Giacanelli, nella introduzione a K. Dörner (immagine 20), poderosa riflessione su storia e statuto della Psichiatria, descrive bene la arretratezza della Psichiatria italiana, in cui non si erano sedimentate né fenomenologia, né psicoanalisi (e con esse l’attitudine a iscrivere in un orizzonte di senso i fenomeni della psicopatologia, o almeno a cercarlo di farlo). Non è forse un caso che proprio in questa particolare arretratezza si sviluppi poi l’esperienza più dirompente di quegli anni.
Altrove, la critica al riduttivismo e la battaglia umanistica per la comprensione da tempo avevano alimentato quella che ora si chiamerebbe una visione “bio-psico-sociale” della sofferenza mentale. Basta scorrere, ad esempio, l’indice dei grandi “Colloqui di Bonneval”, organizzati da H. Ey, in cui discutevano insieme psichiatri, fenomenologi, neuroscienziati, psicoanalisti, filosofi marxisti (immagine del colloquio di Bonneval L’Inconscient, 1966 (immagine 21) .
Quella critica aveva già ispirato sia esperienze anti-istituzionali radicali, che in quegli anni divennero molto popolari (Laing, immagine 22), sia, soprattutto, un esteso movimento “riformista”.
Anzi. La critica al riduzionismo della “spiegazione”, largamente diffusa, si estendeva talvolta (forse con una fuga in avanti) perfino a quello della “comprensione”( “questa nauseante categoria così per-bene”, come l’aveva definita Lacan) che, con il suo riportare al “senso comune” l’irriducibile esperienza della follia, rischiava di funzionare da paradossale ostacolo a un vero incontro con essa: “errare…ecco cosa si può fare con queste persone, con le quali il discorso si/ci chiude in continuazione…cercare di costruire provvisorie passerelle…perché esse si possano avvicinare al dire… e, soprattutto, saper rinunciare a comprendere!...”(J. Oury) (immagine 23)

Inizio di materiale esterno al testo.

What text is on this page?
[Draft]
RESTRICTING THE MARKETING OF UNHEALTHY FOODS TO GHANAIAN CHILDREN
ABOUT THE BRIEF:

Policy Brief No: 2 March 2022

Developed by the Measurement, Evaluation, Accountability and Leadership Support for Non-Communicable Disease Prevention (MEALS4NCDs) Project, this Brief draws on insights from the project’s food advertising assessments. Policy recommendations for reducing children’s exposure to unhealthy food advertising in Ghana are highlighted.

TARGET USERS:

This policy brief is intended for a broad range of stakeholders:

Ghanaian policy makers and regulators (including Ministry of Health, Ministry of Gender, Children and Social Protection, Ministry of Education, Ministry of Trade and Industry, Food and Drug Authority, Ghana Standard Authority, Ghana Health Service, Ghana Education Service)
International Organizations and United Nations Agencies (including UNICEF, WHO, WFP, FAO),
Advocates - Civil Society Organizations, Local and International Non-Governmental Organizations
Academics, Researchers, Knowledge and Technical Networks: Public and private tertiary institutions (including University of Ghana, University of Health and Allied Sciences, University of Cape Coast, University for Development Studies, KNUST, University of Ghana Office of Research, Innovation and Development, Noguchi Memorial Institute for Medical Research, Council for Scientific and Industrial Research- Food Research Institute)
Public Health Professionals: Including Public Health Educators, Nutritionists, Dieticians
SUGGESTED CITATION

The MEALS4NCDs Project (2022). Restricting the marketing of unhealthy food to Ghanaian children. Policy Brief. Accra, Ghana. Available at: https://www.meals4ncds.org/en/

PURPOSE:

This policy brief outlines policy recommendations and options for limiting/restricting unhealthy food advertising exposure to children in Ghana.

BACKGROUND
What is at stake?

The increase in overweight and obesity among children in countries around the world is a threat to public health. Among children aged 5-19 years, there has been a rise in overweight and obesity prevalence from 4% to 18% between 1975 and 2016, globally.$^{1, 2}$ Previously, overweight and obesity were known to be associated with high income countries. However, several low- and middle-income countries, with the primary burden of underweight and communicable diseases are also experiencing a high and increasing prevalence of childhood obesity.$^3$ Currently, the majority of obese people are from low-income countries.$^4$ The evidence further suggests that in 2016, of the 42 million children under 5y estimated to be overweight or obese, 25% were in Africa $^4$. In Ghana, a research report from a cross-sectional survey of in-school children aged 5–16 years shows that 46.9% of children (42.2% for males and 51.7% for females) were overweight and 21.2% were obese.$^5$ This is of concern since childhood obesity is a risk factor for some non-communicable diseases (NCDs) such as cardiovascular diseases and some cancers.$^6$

Dagli anni ’50 si erano sviluppati in psichiatria tre principali movimenti innovativi: la “psicoterapia Istituzionale”, la “psichiatria di settore” e la “comunità terapeutica”; tutti in opposizione alla istituzione psichiatrica tradizionale; tutti assenti in Italia fino alla fine degli anni ’60.
La critica alle istituzioni totali, che riprendeva le storiche osservazioni di Bowlby e Spitz, esisteva dagli anni 40. The Mental Hospital di Stanton e Schwartz (immagine 24), che ebbe ampia influenza, è del 1954; l’analisi sociologica Asylums, di E. Goffman (immagine 25), è invece del ’61; in Italia appare (con introduzione di Franco e Franca Basaglia) nella primavera del ’68.
Immagine n. 25
Già nei ’40 nascono in Inghilterra, come alternativa ai tradizionali ricoveri, le prime comunità psichiatriche. Bion, T. Main, Foulkes, Rikman (tutti nomi che appartengono anche alla storia della Psicoanalisi) animano quelle, a impronta psicoanalitica, di Northfield; ma vanno ricordate anche quelle psico-sociologiche di Maxwell Jones, presso il Maudsley e poi l’Henderson Hospital di Londra. Con accenti diversi (rivolti nel primo caso verso le dinamiche interne e le identificazioni reciproche, più verso la “reality confrontation” nel secondo) c’era in entrambe un radicale mutamento della funzione dell’operatore: da osservatore obbiettivo ed esterno, a co-attore, nell’interazione comunitaria, di un orizzonte di senso e pragmatico condiviso, in equilibrio tra shared actions e shared minds (Fare e Pensare in psichiatria (immagine 26).
Proprio da queste prime esperienze in vari paesi si sviluppano i primi tentativi di “psicoterapia istituzionale”, cioè di operare sull’intero contenitore istituzionale, sui suoi meccanismi iatrogeni. In questa direzione si mosse T. Main, passando da Northfield alla direzione del Cassel Hospital. (Altri membri di Northfield fondarono invece il Tavistock Institute for Human Relations).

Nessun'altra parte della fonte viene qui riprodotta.